Are animal activists also registering?

“No. They only say things on the internet.”

You don’t talk to them?

“I would love to, my door is open. But no, they won’t do that anytime soon. People with radical views are generally not open to those who think differently.”

Has criticism from an animal activist ever made you think?

“I constantly think about what I do, I don’t need an animal activist for that. Part of that is in me, that’s how my father raised me. Taking good care of horses, putting them away neatly, making sure they feel good – our dad was very strict about that. I’m not saying I’ve never done stupid things, that would make me a saint. For example, as a teenager I was very impatient and could get angry with my horse. “And now you’re going to run laps around the riding school until you cool down,” my father would say. Later there were no more laps around the riding school, but I had to cool down in the truck.”

Have you learned to control your temper?

“I have learned not to take my frustrations out on my horse. Just as a parent should not take out his frustrations on his child – and yet it happens to all of us sometimes.”

You come across as someone who does not easily share her grief with others.

“That’s how I was raised. My father used to not let me cry at competitions. You don’t do that, he thought. If you really need to cry, just go to the truck. The first time I cried publicly was at the Olympic Games in Athens. I couldn’t be stopped, Sjef and I had a lot of laughs about that afterwards. Our dad just died, now it could finally cry.”

Did your father think crying was weak?

She shrugs. “Not necessary,” he always said. I still prefer not to have people around me when I feel sad. I’d rather put on some music and then cry really hard for an hour.”

Leave me alone, alone with all my sorrow.

“Yes, sometimes that can be wonderful.”

Sjef, who has been working in the stable with his son, puts his head around the door. He is 72 and has been wearing a pacemaker for a year, after he once fell out of nowhere. “I do a lot,” he says from behind the counter. “Yoga, fitness, cycling, guiding the children (both active in show jumping). We eat healthy, what more can I do?”

Has his wife changed since she is no longer a top rider? “She has become more of a mother,” he says without thinking. “She does what her father did with her: every weekend with the children at a competition. Building obstacles, saddling and unsaddling their horses.”

“The children are my priority now,” Van Grunsven explains. “Everything about it is a bonus.”

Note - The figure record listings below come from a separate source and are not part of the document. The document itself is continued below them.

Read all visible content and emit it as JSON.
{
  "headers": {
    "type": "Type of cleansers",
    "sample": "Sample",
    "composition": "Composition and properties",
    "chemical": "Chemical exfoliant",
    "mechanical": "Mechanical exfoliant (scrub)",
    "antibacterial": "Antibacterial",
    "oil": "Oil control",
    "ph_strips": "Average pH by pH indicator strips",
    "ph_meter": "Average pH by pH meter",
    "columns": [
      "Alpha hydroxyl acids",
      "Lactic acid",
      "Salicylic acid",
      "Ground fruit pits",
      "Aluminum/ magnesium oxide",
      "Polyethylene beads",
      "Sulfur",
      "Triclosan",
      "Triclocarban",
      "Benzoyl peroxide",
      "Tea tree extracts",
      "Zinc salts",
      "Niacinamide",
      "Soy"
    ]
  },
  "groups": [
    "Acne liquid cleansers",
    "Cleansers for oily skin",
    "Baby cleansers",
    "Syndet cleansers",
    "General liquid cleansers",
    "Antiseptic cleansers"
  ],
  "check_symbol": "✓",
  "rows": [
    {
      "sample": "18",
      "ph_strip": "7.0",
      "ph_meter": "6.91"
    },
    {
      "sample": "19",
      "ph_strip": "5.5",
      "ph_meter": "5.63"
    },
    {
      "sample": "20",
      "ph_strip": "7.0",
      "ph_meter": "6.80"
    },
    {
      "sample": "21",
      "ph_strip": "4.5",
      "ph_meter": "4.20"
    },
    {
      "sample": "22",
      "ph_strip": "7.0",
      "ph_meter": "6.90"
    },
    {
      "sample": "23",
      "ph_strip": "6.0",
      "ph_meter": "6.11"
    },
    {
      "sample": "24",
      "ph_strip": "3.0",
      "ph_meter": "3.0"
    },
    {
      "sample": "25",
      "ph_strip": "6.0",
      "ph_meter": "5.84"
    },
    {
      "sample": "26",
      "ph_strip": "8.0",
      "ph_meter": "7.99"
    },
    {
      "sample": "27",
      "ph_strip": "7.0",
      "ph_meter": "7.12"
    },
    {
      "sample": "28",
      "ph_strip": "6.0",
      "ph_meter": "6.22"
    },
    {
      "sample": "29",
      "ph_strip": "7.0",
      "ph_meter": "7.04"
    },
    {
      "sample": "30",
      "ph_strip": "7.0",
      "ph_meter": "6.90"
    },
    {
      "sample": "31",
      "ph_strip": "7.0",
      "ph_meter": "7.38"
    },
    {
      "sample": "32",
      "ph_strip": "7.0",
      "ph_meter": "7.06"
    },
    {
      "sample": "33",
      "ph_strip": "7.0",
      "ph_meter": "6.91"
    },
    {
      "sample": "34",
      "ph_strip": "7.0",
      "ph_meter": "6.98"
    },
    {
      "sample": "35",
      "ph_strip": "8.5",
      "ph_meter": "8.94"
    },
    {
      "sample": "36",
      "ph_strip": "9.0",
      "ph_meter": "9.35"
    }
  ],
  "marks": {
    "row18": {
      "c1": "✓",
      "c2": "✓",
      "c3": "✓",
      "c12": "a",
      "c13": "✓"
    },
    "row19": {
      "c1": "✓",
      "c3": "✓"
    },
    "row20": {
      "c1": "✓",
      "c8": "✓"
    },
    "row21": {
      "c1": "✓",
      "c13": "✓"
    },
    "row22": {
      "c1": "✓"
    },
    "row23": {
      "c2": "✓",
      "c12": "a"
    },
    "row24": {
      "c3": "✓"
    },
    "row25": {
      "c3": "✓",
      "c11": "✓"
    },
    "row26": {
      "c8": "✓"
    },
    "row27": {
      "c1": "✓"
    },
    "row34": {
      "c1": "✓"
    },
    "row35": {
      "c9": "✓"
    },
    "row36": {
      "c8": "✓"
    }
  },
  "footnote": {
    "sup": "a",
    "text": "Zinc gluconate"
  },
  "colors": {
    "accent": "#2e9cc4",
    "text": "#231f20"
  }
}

We’ll come back to that big barrel in that office. How will she scatter Salinero’s ashes, alone or with her family? “I don’t know yet,” says Van Grunsven, who tells how she wanted to scatter Bonfire on her own, but had to deal with a protesting man and children. “Eventually we all walked to the meadow on a cold winter day. The wind was blowing hard, and I still tell my children: be careful. But no, they took that shovel and got the ash, boom, in their nose, mouth and eyes. We laughed our heads off because of our nerves. ‘Now you have Bonfire in you for the rest of your life,’ I said.”